On the second ballot she received a far majority of Andrew McFadyen's second ballot choices.

Sure, the 8 votes she didn't have on the first ballot means that it was 8 votes for being definitive of a victory for you ... but facts are facts.

Especially since Paul Macklin in 2000 won by under 15 votes on more ballots than two.

This nomination? Landslide.

Ben Burd said...

from wikipedia: "In general, any British general election which results in a majority of over 100 seats tends to be described as a landslide."
630 odd seats in the BP means that 100 over the majority is a 75% vistory.
In Rudd's case she underachieved by 9 votes the other 470 votes were divided according to 2nd choice of McFadyen's ballots. Of the 470 she gained only another 56 to bring her to a final count of 519. 56 out of the available 463 added to her first ballot is not a landslide just 56%.

Anonymous said...

This is a nomination, Ben. Look historically at nominations in this area, by comparison to those this nomination was far more decisive than those.

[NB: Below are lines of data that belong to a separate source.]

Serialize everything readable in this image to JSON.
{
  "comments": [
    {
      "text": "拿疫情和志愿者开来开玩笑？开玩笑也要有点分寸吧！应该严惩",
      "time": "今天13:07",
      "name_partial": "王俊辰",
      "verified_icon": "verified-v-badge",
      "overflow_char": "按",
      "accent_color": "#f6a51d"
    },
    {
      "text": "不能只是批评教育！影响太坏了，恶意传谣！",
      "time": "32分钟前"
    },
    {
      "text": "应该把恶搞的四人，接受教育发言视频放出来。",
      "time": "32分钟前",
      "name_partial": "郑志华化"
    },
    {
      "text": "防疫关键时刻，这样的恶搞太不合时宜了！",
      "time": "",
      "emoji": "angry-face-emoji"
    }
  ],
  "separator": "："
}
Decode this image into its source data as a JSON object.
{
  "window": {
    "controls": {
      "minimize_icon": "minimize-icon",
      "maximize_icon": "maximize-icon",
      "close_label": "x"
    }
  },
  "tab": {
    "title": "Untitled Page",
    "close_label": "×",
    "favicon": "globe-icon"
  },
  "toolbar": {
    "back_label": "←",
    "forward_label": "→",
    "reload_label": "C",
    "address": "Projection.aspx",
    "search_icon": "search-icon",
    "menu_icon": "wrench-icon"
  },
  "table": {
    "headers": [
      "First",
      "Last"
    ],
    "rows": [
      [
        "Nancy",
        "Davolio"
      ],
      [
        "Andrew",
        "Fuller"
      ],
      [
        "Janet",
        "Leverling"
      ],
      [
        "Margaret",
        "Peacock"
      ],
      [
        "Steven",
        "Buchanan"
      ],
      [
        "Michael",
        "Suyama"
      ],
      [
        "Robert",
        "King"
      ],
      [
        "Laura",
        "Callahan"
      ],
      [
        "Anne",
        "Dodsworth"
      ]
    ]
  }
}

Lets agree to disagree, because no matter what way we look at it - nearly 1000 came out and Kim Rudd won. Far more than the almost 50 that showed to the Con AGM and what I expect to be an NDP acclimation. Without Russ the NDP will lose a lot of support, he was an amazing candidate. Moreover, without a contested race the local NDP will lose out on a great chance to build support.

Ben Burd said...

We may disagree on the interpretation of numbers but let us agree on one thing, an old, but true political theme - The local candidate is only worth about 5% of the vote. Even Obama couldn't beat the numbers that Norlock has.
ben

Anonymous said...

All national campaign, entirely. Agreed. Where the government goes so will this riding. A strongly run liberal campaign from the centre combined with a strong local election day machine is what the Liberal's need to win here.